US Constitution in HTML5

Standard

About a year ago, I marked up the United States Constitution in HTML5 as a learning exercise. Fast forward a year, and I’m still not 100% certain I’ve gotten it correct. This document is troublesome in that it shares similar naming conventions with HTML5 tags, namely <article> and <section>. Does it make sense to have an Article contained with an <article> tag, or should it be in a <section>? In this case, I opted to stick with the document’s original naming conventions even though it may run counter to what’s currently suggested as a best practice on the matter.

How would you go about doing the markup for a pre-existing, historical document like this?

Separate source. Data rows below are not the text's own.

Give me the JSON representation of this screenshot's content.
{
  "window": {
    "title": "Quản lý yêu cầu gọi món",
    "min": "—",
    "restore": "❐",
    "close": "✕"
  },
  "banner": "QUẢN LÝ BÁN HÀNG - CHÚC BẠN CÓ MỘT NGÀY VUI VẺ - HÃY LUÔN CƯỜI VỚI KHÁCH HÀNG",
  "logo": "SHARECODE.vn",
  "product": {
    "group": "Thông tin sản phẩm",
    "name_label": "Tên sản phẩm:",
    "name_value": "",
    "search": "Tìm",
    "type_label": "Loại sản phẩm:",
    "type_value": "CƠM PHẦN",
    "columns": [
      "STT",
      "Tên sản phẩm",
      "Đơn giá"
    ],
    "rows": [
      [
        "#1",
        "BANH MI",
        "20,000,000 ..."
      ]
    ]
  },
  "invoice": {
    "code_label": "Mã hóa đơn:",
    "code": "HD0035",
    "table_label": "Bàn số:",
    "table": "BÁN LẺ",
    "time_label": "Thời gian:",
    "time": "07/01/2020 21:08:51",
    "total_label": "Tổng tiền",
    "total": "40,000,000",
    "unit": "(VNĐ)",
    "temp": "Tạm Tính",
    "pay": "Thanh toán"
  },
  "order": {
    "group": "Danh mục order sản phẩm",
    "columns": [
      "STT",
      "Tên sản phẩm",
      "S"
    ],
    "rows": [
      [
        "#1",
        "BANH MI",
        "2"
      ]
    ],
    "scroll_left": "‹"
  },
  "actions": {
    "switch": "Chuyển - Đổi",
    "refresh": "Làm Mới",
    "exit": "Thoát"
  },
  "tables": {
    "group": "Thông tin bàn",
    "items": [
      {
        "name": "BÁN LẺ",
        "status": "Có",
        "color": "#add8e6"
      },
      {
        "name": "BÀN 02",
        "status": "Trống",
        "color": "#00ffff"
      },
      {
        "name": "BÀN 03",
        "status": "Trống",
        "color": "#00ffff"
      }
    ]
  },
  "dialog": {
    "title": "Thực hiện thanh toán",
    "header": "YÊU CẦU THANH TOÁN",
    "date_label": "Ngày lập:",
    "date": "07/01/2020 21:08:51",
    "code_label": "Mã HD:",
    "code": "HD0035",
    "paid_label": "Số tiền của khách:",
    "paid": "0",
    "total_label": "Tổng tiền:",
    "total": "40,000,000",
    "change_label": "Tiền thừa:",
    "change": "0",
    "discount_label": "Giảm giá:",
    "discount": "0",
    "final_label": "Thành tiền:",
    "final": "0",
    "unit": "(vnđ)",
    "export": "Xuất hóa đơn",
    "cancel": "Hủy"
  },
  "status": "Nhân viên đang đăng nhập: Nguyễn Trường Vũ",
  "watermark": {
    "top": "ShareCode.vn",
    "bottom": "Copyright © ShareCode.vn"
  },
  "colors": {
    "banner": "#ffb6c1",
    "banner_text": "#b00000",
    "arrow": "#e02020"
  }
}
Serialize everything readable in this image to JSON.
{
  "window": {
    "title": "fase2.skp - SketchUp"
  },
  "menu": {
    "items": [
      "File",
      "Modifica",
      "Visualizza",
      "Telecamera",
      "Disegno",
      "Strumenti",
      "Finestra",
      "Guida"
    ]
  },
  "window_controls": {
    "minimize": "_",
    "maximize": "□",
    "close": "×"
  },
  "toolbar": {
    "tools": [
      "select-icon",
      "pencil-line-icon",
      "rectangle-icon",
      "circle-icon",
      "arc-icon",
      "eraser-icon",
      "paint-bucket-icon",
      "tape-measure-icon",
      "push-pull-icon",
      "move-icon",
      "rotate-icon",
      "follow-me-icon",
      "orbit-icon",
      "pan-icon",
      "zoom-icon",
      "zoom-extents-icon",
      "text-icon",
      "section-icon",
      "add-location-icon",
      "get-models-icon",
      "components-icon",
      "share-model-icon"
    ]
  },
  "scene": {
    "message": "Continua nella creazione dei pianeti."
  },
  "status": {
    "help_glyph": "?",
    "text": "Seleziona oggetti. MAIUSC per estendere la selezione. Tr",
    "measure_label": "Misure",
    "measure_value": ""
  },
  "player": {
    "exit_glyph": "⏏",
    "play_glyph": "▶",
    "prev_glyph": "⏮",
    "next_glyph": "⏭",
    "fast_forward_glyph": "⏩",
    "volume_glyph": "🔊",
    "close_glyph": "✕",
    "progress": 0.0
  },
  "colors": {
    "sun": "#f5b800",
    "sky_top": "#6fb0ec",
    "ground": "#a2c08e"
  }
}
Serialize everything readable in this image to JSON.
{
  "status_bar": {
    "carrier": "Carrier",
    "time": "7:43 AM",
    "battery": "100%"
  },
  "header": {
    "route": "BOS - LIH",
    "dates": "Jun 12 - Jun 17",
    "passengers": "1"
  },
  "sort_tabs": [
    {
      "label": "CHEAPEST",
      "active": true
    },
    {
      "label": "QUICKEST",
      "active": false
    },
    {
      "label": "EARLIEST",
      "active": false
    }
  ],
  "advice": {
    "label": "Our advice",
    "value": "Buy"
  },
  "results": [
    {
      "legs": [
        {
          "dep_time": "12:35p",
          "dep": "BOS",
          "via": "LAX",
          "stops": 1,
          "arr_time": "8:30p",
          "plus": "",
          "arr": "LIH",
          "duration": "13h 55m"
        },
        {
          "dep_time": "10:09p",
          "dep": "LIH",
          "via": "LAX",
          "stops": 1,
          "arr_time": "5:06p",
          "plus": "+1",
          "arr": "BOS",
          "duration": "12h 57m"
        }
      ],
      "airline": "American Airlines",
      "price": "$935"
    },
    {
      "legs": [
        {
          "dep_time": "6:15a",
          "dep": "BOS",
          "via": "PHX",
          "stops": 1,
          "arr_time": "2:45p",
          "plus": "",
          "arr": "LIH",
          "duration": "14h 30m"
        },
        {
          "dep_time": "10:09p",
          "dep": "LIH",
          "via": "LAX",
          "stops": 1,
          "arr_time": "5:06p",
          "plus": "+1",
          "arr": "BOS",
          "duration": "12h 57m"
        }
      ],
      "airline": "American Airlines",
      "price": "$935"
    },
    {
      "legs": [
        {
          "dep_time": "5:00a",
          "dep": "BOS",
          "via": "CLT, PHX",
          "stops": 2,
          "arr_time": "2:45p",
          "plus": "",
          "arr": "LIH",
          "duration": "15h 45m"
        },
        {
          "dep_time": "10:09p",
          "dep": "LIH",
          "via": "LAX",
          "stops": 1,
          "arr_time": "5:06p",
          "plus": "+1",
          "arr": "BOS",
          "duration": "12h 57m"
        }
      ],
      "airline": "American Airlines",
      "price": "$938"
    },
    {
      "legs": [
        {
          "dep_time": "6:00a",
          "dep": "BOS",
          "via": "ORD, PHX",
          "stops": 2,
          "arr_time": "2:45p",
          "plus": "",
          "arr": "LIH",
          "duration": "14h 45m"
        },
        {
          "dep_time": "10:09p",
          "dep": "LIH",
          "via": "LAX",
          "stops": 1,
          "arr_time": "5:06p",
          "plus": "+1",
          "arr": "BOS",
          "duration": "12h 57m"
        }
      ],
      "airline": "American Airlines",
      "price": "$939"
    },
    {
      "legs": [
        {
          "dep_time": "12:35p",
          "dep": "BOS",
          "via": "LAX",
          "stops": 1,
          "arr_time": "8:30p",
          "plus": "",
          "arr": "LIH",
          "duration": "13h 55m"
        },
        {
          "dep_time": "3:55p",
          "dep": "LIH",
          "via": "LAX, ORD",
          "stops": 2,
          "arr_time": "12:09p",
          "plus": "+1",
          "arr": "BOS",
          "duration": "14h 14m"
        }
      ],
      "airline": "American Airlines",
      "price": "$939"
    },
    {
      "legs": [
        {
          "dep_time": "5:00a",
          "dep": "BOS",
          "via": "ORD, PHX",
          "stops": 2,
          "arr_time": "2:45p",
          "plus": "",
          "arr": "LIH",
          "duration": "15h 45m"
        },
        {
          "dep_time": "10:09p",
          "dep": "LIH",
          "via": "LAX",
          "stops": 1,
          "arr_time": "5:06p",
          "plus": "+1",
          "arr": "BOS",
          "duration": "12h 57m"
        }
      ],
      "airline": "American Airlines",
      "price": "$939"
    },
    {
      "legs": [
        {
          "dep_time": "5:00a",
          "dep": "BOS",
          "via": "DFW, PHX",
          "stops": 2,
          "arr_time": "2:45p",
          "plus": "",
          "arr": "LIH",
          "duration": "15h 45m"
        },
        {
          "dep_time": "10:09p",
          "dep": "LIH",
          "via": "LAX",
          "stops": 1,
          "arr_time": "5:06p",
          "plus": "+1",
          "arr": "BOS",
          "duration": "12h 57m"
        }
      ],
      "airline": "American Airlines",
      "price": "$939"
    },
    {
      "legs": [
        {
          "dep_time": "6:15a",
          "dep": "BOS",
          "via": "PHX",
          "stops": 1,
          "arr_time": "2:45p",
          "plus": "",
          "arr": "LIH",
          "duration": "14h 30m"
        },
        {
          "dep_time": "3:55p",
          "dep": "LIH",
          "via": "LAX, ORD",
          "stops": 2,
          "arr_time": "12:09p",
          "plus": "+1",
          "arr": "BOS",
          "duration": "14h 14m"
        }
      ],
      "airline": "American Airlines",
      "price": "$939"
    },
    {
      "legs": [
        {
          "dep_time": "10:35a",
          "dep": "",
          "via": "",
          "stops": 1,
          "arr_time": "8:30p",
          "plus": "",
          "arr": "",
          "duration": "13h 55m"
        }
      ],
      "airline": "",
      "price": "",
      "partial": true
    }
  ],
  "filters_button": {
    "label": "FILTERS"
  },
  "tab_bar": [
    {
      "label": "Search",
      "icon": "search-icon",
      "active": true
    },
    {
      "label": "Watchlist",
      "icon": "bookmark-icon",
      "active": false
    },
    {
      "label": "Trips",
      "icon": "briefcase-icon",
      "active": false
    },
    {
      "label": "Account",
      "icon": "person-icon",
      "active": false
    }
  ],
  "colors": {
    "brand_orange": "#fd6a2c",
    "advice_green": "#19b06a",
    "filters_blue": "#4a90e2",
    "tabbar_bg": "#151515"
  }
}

5 thoughts on “US Constitution in HTML5

  1. On Twitter, I originally told you that I thought it should go in an article tag. I still stand by this as being the best “semantically”, though upon further review, apparently article is supposed to be specifically used to define an article provided externally to your document.

    While I can make the logical case that your use of the article tag in this situation is valid (your document is an html5 rendering of the U.S. Constitution which is a separate document hosted remotely), I think you’re really probably encouraged to use the section tag as you previously had it (before I went and opened my big fat mouth).

    Though it really bothers my sensibilities to have a perfectly wonderful HTML tag named “article” that is only supposed to be used for externally hosted articles. I would go so far as to say that an “article” tag would be a perfect element for any dynamically posted contained block of logical text content (newspaper article, blog post, etc) and don’t like that the defined usage is for:

    The external content could be a news-article from an external provider, or a text from a web log (blog), or a text from a forum, or any other content from an external source.

    emphasis added by me

    That’s such a perfect definition for what I think the article tag should be, yet they go out of their way to lock in the usage for external sources only. Quite a shameful waste of a perfectly good tag, in my opinion. :(

    • So, technically, in this case, I really should only be using <section> tags, and probably not using any <article> tags at all. I agree that limiting the use of <article> to be for external sources only seems rather silly. Maybe this will change before the spec is finalized? Who knows…

      • Yeah. seems like the right choice here.

        And lol at “spec is finalized”. You’re making some pretty big assumptions about the W3’s ability to get ANYTHING done these days. Now that “the internets” are a real thing that has a lot of money involved, it seems like nobody in any of the standards bodies are able to get anything accomplished.

        They certainly don’t listen to the developers, in any case. If you’re not Microsoft, Mozilla, or Apple, you’ve got just about 0 say in what the approved HTML5 standard will look like.

        The perfect example of this is XHTML. Wasn’t XHTML supposed to be “the way of the future?” Everyone started closing their self-closing tags and adding crazy doctype declarations at the top of every file, and now the W3 swoops in and tries to tell us “Forget all that nonsense about an XML-compliant document markup language, this new flexible semantic markup language is the real future of the web.”

        The more things change, the more they stay the same. Internet Explorer still refuses to render anything properly. The Mozilla browser went from being a nice, lightweight little browser to a big, bloated monster that gobbles as much memory as it can find. The Mozilla developers are starting to say “Maybe we should fork Firefox and make a lightweight browser.” It feels like I’ve been transported back to the middle of the 90s.

        The only group that seems to have any sense is Google. I think that if Google wasn’t keeping everyone honest, HTML5 would include support for ActiveX objects natively.

  2. Also, on an unrelated note, the text-shadows defined around line 574 of style.css (section#comments ol.commentlist { text-shadow: 1px 1px 2px #0141a5; }) and then again previously on line 252 (section#content { text-shadow: 0 1px 0 #000000; }) really make the comments hard to read in Firefox 3.6.3 on Windows Vista. I know Vista has nasty font rendering and it probably looks pretty sweet on a Mac, but meh. Just thought you should know.